About the Language Matters NY Project

Approximately 60 million people in the United States, or 20% of the population, speak a language other than English at home. Of those, almost half speak English less than very well and a quarter less than well.

Research has consistently established that language barriers contribute to health and mental health disparities and suggests that qualified language interpreters can improve the quality of care for individuals with limited English proficiency (LEP), consumer-provider communication, utilization of services, patient satisfaction, health outcomes and psychiatric care.

However, studies across the United States and internationally suggest a significant gap in access to qualified interpreters in health and mental health settings.

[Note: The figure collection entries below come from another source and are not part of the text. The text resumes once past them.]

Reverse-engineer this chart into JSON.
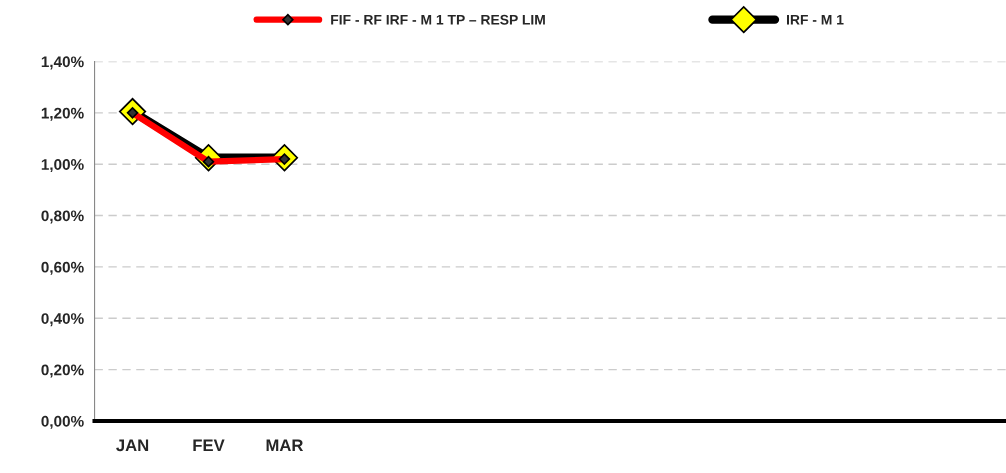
{
  "chart_data": {
    "type": "line",
    "categories": [
      "JAN",
      "FEV",
      "MAR",
      null,
      null,
      null,
      null,
      null,
      null,
      null,
      null,
      null
    ],
    "series": [
      {
        "name": "FIF - RF IRF - M 1 TP – RESP LIM",
        "color": "#ff0000",
        "values": [
          1.2,
          1.01,
          1.02,
          null,
          null,
          null,
          null,
          null,
          null,
          null,
          null,
          null
        ]
      },
      {
        "name": "IRF - M 1",
        "color": "#000000",
        "values": [
          1.205,
          1.025,
          1.025,
          null,
          null,
          null,
          null,
          null,
          null,
          null,
          null,
          null
        ]
      }
    ],
    "ylim": [
      0,
      1.4
    ],
    "yticks": [
      {
        "value": 0,
        "label": "0,00%"
      },
      {
        "value": 0.2,
        "label": "0,20%"
      },
      {
        "value": 0.4,
        "label": "0,40%"
      },
      {
        "value": 0.6,
        "label": "0,60%"
      },
      {
        "value": 0.8,
        "label": "0,80%"
      },
      {
        "value": 1.0,
        "label": "1,00%"
      },
      {
        "value": 1.2,
        "label": "1,20%"
      },
      {
        "value": 1.4,
        "label": "1,40%"
      }
    ],
    "grid": "y",
    "legend": "top",
    "marker": "diamond",
    "line_style": "solid"
  }
}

Provider Training and Technical Assistance Tools

The project will develop and disseminate training and technical assistance tools for providers and program administrators, and thus promote research-informed guidelines for working effectively with interpreters and support access to qualified interpreters.

Consumer Empowerment Tools

In addition to provider tools, the project will develop consumer empower tools to improve access to language services in mental health settings. This is particularly important since many mental health consumers with limited English proficiency are often unaware of their right to an interpreter, the risks associated with relying on untrained interpreters, and the “101” of working with an interpreter.

The project will start by developing a consumer and empowerment video for Spanish-speaking and Chinese-speaking individuals, since they represent the large majority of those with limited English proficiency in New York State and the country.

Project Phases

  1. Literature review on patient and provider knowledge about rights and availability of interpreters, attitudes toward working with a qualified interpreter, and barriers to accessing interpreters.
  2. Conduct of focus groups with consumer.
  3. Development of consumer videos, other consumer empowerment tools, and provider training and technical assistance tools.
  4. Final production and dissemination of tools.